DNA diffraction pattern

In an important paper in 1953 [1], Rosalind Franklin published the X-ray diffraction pattern of DNA from calf thymus which displays a characteristic 'X' shape of diffraction spots indicative of a helical structure.

The diffraction pattern of a uniform, continuous helix consists of a series of "layer lines" of spacing $1/p$ in reciprocal space where $p$ is the helix pitch (the height of one complete turn of the helix, measured parallel to its axis). The intensity distribution along the $n$th layer line is proportional to square of the $n$th Bessel function, $J_n(2\pi r R)$, where $r$ is the radius of the helix and $R$ the radial co-ordinate in reciprocal space.

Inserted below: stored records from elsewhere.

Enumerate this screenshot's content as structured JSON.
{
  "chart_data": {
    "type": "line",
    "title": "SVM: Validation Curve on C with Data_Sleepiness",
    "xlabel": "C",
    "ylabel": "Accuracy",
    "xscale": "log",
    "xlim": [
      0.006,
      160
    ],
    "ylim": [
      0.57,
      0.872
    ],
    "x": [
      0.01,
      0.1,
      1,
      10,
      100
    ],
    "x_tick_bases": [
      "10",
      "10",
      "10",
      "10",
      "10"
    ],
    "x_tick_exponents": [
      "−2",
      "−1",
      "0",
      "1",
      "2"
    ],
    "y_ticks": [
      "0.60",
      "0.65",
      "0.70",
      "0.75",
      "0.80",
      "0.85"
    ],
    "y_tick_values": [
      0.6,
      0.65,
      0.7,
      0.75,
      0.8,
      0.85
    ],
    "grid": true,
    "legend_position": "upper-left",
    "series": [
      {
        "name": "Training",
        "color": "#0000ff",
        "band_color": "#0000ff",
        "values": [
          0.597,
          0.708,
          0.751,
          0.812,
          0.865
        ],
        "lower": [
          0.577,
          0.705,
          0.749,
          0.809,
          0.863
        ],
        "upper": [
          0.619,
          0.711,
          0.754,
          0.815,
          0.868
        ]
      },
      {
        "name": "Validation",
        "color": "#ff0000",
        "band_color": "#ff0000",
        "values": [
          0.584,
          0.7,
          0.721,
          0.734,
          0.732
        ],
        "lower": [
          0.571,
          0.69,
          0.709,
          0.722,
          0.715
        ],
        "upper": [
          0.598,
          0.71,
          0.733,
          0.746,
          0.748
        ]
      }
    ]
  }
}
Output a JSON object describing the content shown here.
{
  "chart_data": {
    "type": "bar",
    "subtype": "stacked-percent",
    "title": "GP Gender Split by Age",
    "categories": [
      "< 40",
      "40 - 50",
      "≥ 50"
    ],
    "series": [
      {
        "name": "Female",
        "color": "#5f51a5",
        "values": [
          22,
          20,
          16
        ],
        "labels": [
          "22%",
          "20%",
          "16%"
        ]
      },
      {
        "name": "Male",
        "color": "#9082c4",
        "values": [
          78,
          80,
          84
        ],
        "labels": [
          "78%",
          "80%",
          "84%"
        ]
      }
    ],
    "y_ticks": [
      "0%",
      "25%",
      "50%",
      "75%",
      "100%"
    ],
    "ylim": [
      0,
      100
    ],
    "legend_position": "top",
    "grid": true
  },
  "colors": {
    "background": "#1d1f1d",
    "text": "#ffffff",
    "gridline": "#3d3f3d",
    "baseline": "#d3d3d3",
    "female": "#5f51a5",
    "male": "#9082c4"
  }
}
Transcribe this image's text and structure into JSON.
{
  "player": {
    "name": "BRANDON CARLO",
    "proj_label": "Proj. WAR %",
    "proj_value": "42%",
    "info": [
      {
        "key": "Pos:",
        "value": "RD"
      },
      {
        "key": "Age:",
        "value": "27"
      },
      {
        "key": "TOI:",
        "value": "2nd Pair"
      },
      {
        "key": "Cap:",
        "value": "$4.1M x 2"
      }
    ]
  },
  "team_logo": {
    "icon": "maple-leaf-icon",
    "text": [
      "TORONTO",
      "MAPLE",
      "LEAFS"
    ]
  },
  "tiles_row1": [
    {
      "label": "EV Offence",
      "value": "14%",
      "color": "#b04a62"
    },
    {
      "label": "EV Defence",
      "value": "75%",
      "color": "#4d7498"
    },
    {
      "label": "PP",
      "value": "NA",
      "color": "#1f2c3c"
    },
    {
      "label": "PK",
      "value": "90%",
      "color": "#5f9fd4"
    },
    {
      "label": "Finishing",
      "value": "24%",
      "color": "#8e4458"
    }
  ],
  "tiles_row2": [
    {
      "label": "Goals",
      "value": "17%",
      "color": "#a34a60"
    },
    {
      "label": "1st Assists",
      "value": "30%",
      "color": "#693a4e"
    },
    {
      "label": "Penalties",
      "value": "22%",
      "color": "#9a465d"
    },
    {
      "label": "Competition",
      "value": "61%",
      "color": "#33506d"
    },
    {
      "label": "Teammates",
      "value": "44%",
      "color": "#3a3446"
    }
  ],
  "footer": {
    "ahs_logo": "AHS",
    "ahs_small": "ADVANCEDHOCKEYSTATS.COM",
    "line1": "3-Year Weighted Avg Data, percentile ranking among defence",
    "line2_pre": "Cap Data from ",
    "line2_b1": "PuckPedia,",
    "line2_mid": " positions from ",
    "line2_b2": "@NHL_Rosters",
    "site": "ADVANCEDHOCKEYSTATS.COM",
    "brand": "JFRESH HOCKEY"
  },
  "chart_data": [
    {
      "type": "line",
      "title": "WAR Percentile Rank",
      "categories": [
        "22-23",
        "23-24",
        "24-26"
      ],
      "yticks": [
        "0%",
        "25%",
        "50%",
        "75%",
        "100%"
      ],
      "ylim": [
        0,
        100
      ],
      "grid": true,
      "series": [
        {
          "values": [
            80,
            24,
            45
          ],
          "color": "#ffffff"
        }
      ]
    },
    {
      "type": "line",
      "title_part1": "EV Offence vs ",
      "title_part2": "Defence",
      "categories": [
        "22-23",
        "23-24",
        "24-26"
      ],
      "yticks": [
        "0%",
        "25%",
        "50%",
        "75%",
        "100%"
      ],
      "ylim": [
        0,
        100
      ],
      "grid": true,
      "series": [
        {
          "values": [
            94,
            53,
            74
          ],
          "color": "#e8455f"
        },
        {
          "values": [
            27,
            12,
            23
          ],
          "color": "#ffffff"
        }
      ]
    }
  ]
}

Consider the diffraction pattern of a helix with $p = 34$ Å and $r=10$ Å. The code listing below produces an SVG image of the diffraction pattern of a helix.

import numpy as np
from scipy.special import jn
import pylab

# Vertical range of the diffraction pattern: plot nlayer line layers above and
# below the centre horizontal 
nlayers = 5
ymin, ymax = -nlayers, nlayers

# Horizontal range of the diffraction pattern, x = 2pi.r.R
xmin, xmax = -10, 10
npts = 4000
x = np.linspace(xmin, xmax, npts)

# Diffraction pattern along each line layer: |Jn(x)|^2
# for n = 0, 1, ..., nlayers-1
layers = np.array([jn(i, x)**2 for i in range(nlayers)])

# Obtain the indexes of the maxima in each layer
maxi = [(np.diff(np.sign(np.diff(layers[i,:]))) < 0).nonzero()[0] + 1
                                                    for i in range(nlayers)]

# Create the SVG image, using circles of different radii for diffraction spots
svg_name='eg8-dna-diffraction.svg'
canvas_width = canvas_height = 500
fo = open(svg_name, 'w')
print("""<?xml version="1.0" encoding="utf-8"?>
         <svg xmlns="http://www.w3.org/2000/svg"
              xmlns:xlink="http://www.w3.org/1999/xlink"
              width="{}" height="{}" style="background: {}">""".format(
                canvas_width, canvas_height, '#ffffff'), file=fo)

def svg_circle(r, cx, cy):
    """ Return the SVG mark up for a circle of radius r centred at (cx,cy). """
    return r'<circle r="{}" cx="{}" cy="{}"/>'.format(r, cx, cy)

# For each spot in each layer, draw a circle on the canvas. The circle radius
# is the scaled value of the diffraction intensity maximum, with a ceiling
# value of spot_max_radius because the centre spots are very intense
spot_scaling, spot_max_radius = 50, 20
for i in range(nlayers):
    for j in maxi[i]:
        sx = (x[j] - xmin)/(xmax-xmin) * canvas_width
        sy = (i - ymin)/(ymax - ymin) * canvas_height
        spot_radius = min(layers[i,j]*spot_scaling, spot_max_radius)
        print(svg_circle(spot_radius, sx, sy), file=fo)
        if i:
            # The pattern is symmetric about the centre horizontal:
            # duplicate the layers with i > 0
            sy = canvas_height - sy
            print(svg_circle(spot_radius, sx, sy), file=fo)

print(r'</svg>', file=fo)
  • The two-dimensional array, layers holds the diffraction intensity in each line layer, calculated as the square of a Bessel function.

  • For plotting the pattern, we need to find the indexes of the maxima in the layers array: this line of code finds these maxima by determining where the differences between neighbouring items go from positive to negative.

  • The (x,y) coordinates in the reciprocal space of the diffraction pattern are mapped onto the canvas coordinates, (sx,sy).

  1. R. E. Franklin, R. G. Gosling, Nature 171, 740 (1953).